Destination Sydney show merges nature with art

John McDonald, Sydney Morning Herald, 10 Feb 2022

As a title, Destination Sydney is not sounding any better with age, but this third instalment of the show is reputedly the last. As with the exhibitions in 2015 and 2018, it’s a collaboration between three of Sydney’s leading public venues: the S.H. Ervin Gallery, Mosman Art Gallery, and the Manly Museum and Art Gallery, each showing work by three Sydney artists.

 

Most artists are happy for any opportunity to display their work, and Destination Sydney allows participants the luxury of a mini-survey. The exhibition is subtitled The Natural World, which suggests a focus on landscape, but this is essentially a women’s show. The nine artists and nine catalogue essayists are female, and the gallery directors’ foreword makes the curatorial intention explicit, calling for a reconsideration of the legacy of Sydney’s female artists.
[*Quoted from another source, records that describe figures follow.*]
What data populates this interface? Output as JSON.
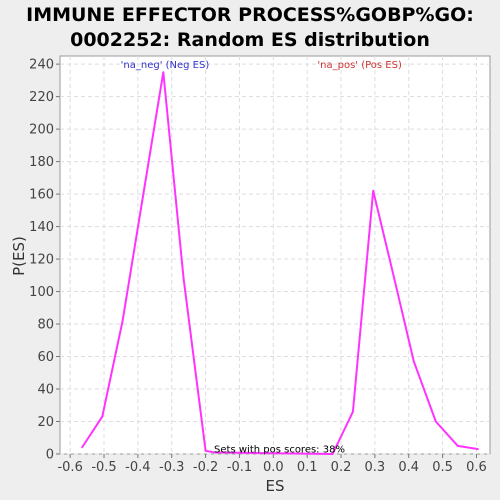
{
  "chart_data": {
    "type": "line",
    "title_lines": [
      "IMMUNE EFFECTOR PROCESS%GOBP%GO:",
      "0002252: Random ES distribution"
    ],
    "xlabel": "ES",
    "ylabel": "P(ES)",
    "xlim": [
      -0.63,
      0.64
    ],
    "ylim": [
      0,
      245
    ],
    "x_ticks": [
      "-0.6",
      "-0.5",
      "-0.4",
      "-0.3",
      "-0.2",
      "-0.1",
      "0.0",
      "0.1",
      "0.2",
      "0.3",
      "0.4",
      "0.5",
      "0.6"
    ],
    "y_ticks": [
      "0",
      "20",
      "40",
      "60",
      "80",
      "100",
      "120",
      "140",
      "160",
      "180",
      "200",
      "220",
      "240"
    ],
    "grid": true,
    "series": [
      {
        "color": "#ff33ff",
        "x": [
          -0.565,
          -0.505,
          -0.445,
          -0.325,
          -0.265,
          -0.2,
          -0.175,
          0.175,
          0.235,
          0.295,
          0.355,
          0.415,
          0.48,
          0.545,
          0.605
        ],
        "y": [
          4,
          23,
          82,
          235,
          108,
          2,
          1,
          0,
          26,
          162,
          110,
          57,
          20,
          5,
          3
        ]
      }
    ],
    "annotations": [
      {
        "text": "'na_neg' (Neg ES)",
        "x": -0.32,
        "y": 237.5,
        "color": "#3333cc",
        "anchor": "middle"
      },
      {
        "text": "'na_pos' (Pos ES)",
        "x": 0.255,
        "y": 237.5,
        "color": "#cc3333",
        "anchor": "middle"
      },
      {
        "text": "Sets with pos scores: 38%",
        "x": -0.175,
        "y": 1,
        "color": "#000000",
        "anchor": "start"
      }
    ]
  }
}
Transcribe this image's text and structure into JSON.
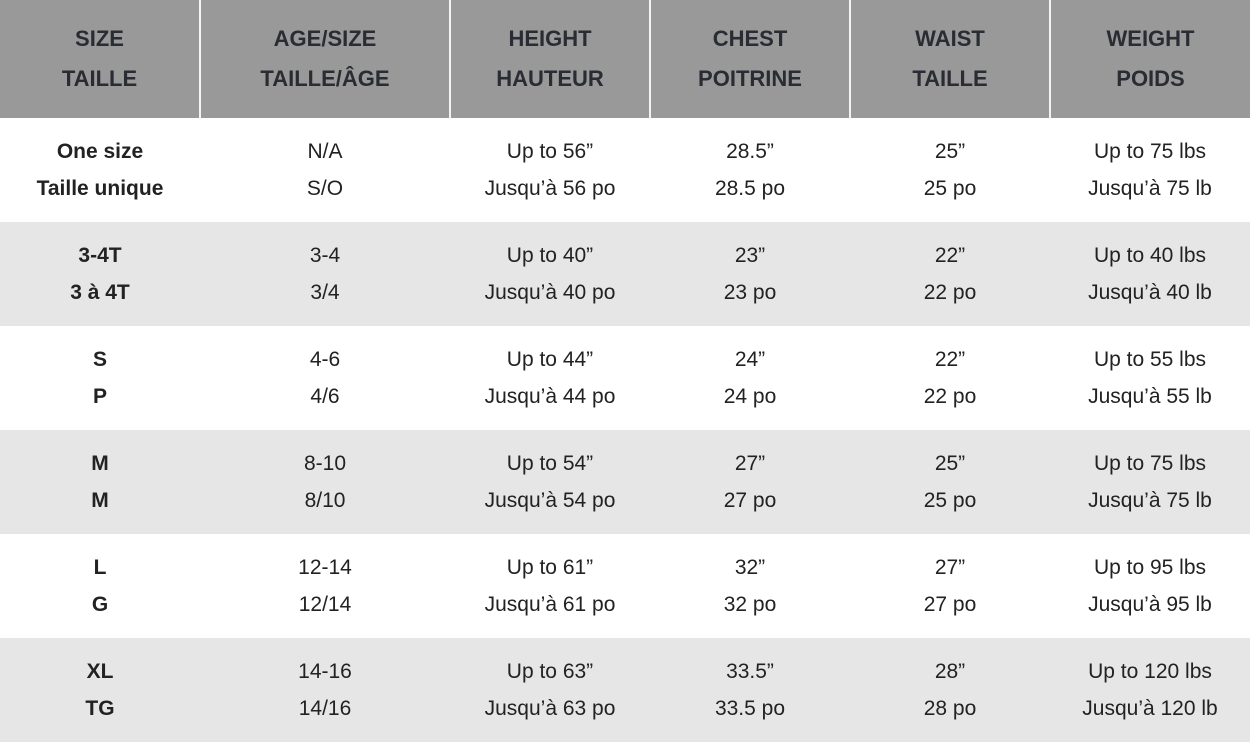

Is there anything intrinsically feminine about “the natural world”? It seems like a very old-fashioned piece of gyno-romanticism.

 

There are only loose affinities between artists in each component. Manly is probably the most disjointed, with Joan Ross’s historical satires, Merran Esson’s distinctive ceramics, and Fiona Lowry’s airbrushed paintings. For more than a decade, Ross has been making multimedia works that borrow imagery from the early days of settlement to cast a parodic light on our national origins and character. It’s telling that she favours the pictures of Joseph Lycett, who was transported for forgery, and re-convicted of the same offence. Most of Ross’s works could be described as tongue-in-cheek “forgeries”.

 

All the birds in these pictures seem to have no heads, as if they’ve been blown off by gun-happy colonists. View of Manly, land of the tame, uses a Lycett view as a backdrop for a woman in a Georgian-era dress in an unlikely shade of hi-vis yellow. She is accompanied by a colonial version of a kangaroo with a matching fluoro collar, perched obediently atop a pedestal. Both woman and nature have been “tamed” in this suburb, named by Captain Arthur Phillip after the “manly” aspect of the inhabitants.